Growing up in South Philadelphia, Quil Lemons first trained his lens on family and friends, his photographs of cousins and neighbors snaring the art world’s attention.
By the time he was 20, he was focusing on young Black men as the subjects of “Glitterboy,” a series that highlighted, as its title suggests, adolescents slathered in glitter and colorful grease.
Lately, Mr. Lemons has expanded his range. “Quiladelphia,” his new group of highly provocative, radically intimate photographs, on view through Nov. 4 at the Hannah Traore Gallery on the Lower East Side of Manhattan, is billed as an exploration of Black manhood.
Speaking by phone from his apartment in Brooklyn, Mr. Lemons, 26, said that his portraits, paradoxically raw and refined, were meant to dissolve calcified notions of Black masculinity, family, queerness, race and beauty.
“I’ve become more radical and so has the work,” Mr. Lemons said. “I have to keep dismantling what it means to be Black and queer.”
His mostly black-and-white photographs contain plenty of nudity, and in one image, penetrative sex.
There are plenty of memorable portraits, like “Thugpop,” a character draped in a bridal veil, a rosary dangling from his lips, or “Matt,” clad in stars-and-stripes-patterned tights and suspended from a rack. There’s also an unidentified subject in a crown of thorns hoisting a flag. Themes of faith and patriotism, subverted though Mr. Lemons’s lens, wind through the show.
Mr. Lemons’s images tend to mirror his personal experiences and those of others in his orbit, he said: “They enable people who have lived in the margins to take center stage.”
His less confrontational, commercial work has appeared in Allure, Garage, i-D, Shadowplay, The New York Times and Vanity Fair, which splashed his portrait of Billie Eilish on its March 2021 cover. Calvin Klein, Gucci, Moncler and Valentino have been among his fashion clients.
His “Quiladelphia” portraits are often nakedly emotional. In an image of Matt, the subject’s soft gaze suggests a candid vulnerability. In another portrait, “Ray,” the subject, flashes a spiky sidelong glance.
Mr. Lemons’s work is part of a continuum of queer erotic photography that dates at least from the 1970s. It is rooted in the work of artists and photographers including Robert Mapplethorpe, Nan Goldin, Peter Hujar and others. But most of those earlier artists were white, and their work reflected that identity.
Like many of his predecessors, Mr.
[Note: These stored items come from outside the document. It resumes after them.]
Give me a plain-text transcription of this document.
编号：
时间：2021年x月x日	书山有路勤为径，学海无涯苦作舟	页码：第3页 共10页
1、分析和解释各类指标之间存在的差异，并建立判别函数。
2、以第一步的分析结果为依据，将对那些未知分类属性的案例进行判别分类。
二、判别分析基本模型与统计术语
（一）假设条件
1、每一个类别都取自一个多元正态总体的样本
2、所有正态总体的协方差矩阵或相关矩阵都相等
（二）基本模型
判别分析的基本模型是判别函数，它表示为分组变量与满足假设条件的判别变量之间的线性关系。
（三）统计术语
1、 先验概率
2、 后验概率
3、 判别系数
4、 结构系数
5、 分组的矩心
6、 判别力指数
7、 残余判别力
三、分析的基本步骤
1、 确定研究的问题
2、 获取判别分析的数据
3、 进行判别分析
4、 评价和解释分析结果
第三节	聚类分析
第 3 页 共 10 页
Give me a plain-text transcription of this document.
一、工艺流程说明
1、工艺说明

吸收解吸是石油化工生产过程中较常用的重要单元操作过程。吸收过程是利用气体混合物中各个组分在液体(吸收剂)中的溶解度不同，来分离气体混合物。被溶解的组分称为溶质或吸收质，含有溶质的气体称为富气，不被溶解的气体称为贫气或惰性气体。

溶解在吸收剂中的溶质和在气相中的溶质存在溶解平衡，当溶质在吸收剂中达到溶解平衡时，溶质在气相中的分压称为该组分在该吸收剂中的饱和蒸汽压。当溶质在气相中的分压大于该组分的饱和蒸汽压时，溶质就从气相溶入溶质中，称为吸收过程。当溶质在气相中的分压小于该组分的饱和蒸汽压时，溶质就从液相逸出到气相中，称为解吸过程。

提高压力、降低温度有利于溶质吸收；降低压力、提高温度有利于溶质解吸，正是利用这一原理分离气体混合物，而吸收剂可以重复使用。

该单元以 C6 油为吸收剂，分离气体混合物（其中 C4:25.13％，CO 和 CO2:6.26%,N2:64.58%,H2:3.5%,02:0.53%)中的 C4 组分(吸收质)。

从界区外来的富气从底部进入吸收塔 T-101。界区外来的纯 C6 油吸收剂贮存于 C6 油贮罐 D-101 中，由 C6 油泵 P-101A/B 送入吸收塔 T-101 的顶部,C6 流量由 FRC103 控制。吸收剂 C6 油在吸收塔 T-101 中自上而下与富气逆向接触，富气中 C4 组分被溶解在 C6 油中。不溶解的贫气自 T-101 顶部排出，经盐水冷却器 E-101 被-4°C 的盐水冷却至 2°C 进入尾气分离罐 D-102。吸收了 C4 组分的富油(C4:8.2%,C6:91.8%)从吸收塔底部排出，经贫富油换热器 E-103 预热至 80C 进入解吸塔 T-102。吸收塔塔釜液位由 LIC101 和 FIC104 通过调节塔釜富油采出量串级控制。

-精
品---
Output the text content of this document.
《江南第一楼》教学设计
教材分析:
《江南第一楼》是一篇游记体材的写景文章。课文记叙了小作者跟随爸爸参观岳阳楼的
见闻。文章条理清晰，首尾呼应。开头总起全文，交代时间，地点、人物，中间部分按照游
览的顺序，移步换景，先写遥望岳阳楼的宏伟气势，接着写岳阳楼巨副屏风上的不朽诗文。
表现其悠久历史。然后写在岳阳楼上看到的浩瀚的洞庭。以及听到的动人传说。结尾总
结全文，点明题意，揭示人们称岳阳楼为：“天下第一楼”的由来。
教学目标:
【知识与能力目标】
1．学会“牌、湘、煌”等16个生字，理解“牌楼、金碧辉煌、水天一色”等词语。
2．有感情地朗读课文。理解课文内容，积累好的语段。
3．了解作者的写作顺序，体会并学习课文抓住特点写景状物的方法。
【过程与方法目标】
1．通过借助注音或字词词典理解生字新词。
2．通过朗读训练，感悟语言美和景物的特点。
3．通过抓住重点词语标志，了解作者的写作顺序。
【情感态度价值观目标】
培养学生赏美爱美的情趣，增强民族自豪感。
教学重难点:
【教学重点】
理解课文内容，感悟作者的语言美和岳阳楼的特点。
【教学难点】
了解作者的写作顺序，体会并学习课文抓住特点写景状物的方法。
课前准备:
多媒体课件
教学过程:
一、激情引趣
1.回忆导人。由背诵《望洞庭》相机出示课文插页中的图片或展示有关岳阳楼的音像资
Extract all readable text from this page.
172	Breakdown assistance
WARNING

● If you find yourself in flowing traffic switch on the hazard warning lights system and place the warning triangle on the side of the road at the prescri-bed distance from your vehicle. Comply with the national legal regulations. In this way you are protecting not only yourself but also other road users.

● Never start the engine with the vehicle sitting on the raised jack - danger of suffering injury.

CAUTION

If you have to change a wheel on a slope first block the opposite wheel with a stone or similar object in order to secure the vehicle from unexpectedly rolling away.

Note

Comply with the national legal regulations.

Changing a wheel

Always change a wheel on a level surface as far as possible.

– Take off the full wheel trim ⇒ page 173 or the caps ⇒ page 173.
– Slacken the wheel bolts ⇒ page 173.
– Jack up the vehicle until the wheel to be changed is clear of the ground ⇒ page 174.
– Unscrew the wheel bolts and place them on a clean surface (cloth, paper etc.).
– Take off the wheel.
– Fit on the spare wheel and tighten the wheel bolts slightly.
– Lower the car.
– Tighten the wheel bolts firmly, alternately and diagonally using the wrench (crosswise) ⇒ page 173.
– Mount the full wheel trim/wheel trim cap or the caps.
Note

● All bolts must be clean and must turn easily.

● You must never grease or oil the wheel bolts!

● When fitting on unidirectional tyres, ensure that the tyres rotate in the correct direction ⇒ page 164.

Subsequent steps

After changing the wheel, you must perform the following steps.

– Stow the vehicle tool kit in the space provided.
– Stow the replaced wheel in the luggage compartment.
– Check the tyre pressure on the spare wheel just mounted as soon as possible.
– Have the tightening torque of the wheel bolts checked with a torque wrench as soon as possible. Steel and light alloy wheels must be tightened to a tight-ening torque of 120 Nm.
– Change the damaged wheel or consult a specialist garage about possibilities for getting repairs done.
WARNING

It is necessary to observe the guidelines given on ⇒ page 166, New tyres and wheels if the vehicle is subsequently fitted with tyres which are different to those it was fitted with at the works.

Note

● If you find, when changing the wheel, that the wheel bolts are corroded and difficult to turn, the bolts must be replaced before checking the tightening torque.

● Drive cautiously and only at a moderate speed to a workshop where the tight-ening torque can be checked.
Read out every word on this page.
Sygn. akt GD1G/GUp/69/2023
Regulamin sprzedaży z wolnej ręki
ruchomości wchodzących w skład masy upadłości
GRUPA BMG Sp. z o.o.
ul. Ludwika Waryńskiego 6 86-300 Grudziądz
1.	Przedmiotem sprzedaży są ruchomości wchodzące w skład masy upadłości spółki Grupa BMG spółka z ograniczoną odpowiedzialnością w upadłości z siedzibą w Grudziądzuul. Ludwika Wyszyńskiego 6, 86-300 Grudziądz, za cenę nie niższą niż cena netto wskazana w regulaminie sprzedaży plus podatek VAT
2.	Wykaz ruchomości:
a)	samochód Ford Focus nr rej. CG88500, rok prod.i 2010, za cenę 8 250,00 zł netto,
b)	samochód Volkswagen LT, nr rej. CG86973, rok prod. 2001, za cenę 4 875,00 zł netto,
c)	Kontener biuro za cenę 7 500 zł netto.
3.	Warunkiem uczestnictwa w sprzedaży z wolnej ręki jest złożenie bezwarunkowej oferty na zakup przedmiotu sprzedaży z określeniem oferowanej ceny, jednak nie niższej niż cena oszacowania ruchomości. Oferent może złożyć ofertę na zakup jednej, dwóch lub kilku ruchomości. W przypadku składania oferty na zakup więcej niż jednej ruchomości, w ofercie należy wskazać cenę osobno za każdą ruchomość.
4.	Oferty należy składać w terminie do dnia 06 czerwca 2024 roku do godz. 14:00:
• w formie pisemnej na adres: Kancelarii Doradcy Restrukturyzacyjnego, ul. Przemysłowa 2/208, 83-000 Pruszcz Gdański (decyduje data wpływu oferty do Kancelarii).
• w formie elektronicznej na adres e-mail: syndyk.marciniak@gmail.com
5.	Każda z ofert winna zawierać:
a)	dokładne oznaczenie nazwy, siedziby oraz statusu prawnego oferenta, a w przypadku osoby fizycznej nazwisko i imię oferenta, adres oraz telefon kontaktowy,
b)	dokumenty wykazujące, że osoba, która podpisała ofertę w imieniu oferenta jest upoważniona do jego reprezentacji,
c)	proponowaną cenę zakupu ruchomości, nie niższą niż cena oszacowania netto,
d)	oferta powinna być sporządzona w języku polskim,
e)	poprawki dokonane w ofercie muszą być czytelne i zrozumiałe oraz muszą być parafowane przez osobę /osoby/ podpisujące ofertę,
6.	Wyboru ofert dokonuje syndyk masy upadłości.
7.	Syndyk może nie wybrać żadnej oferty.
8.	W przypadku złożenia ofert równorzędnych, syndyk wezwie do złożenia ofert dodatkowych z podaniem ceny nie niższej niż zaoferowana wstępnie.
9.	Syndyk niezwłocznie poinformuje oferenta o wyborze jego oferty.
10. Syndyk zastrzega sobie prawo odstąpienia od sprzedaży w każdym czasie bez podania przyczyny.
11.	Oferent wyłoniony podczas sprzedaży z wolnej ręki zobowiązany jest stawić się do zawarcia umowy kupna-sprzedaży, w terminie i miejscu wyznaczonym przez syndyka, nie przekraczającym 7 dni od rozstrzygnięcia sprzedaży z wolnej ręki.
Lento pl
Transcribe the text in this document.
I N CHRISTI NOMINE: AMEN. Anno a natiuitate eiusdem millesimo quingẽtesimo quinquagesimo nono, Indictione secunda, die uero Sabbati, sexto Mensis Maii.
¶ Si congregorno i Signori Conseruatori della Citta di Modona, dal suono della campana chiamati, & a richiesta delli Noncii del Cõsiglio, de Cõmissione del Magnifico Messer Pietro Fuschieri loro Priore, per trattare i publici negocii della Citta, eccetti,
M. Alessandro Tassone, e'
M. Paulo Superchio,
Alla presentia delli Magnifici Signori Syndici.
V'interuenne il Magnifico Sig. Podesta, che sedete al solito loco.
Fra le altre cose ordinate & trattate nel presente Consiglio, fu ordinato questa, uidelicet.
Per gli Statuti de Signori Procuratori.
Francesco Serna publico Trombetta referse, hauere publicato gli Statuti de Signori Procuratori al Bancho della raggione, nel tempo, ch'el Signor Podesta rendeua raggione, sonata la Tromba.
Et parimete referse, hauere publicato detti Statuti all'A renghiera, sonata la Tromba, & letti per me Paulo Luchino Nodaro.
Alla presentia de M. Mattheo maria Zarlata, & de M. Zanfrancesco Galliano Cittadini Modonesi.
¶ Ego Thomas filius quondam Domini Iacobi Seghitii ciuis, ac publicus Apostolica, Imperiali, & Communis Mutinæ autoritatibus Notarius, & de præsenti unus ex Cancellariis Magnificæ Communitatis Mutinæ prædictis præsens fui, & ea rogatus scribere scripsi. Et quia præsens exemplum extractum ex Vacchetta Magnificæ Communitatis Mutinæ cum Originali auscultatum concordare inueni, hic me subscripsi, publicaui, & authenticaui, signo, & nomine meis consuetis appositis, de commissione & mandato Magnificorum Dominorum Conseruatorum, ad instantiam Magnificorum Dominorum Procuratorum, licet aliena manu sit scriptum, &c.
Lemons is close to his subjects, some of whom work as escorts or perform in pornography films. That helps explain why the people in his images appear so comfortable and free, suggested Ms. Traore, the owner of the gallery. Their ease with the camera changes visitors’ perspectives, and that is the point.
Antwaun Sargent, a writer, curator and a director of the Gagosian Gallery in New York, showcased Mr. Lemons’s work in “The New Black Vanguard,” a volume of photography he edited. “Quil photographs what is going on,” Mr. Sargent said in an interview. “This work really is a snapshot of his lived experience.”
If some of that work has an elegiac cast, it is not by chance. Mr. Lemons has an eerie sense of mortality, his own and that of others. “I’ve lost a lot of people to age,” he said. “And most of the friends I grew up with are dead or in jail. I’ve spent some years thinking about the people I’ve left behind.”
Despite his youth, he has cultivated a sense of urgency. “We have 70ish years to fulfill our goals,” he said. One of his objectives, he said, “is to expand our ideas of correctness.”
“For a long time in the art world, people didn’t look like me,” he said. “But we’re getting closer to recognizing things we didn’t see before.”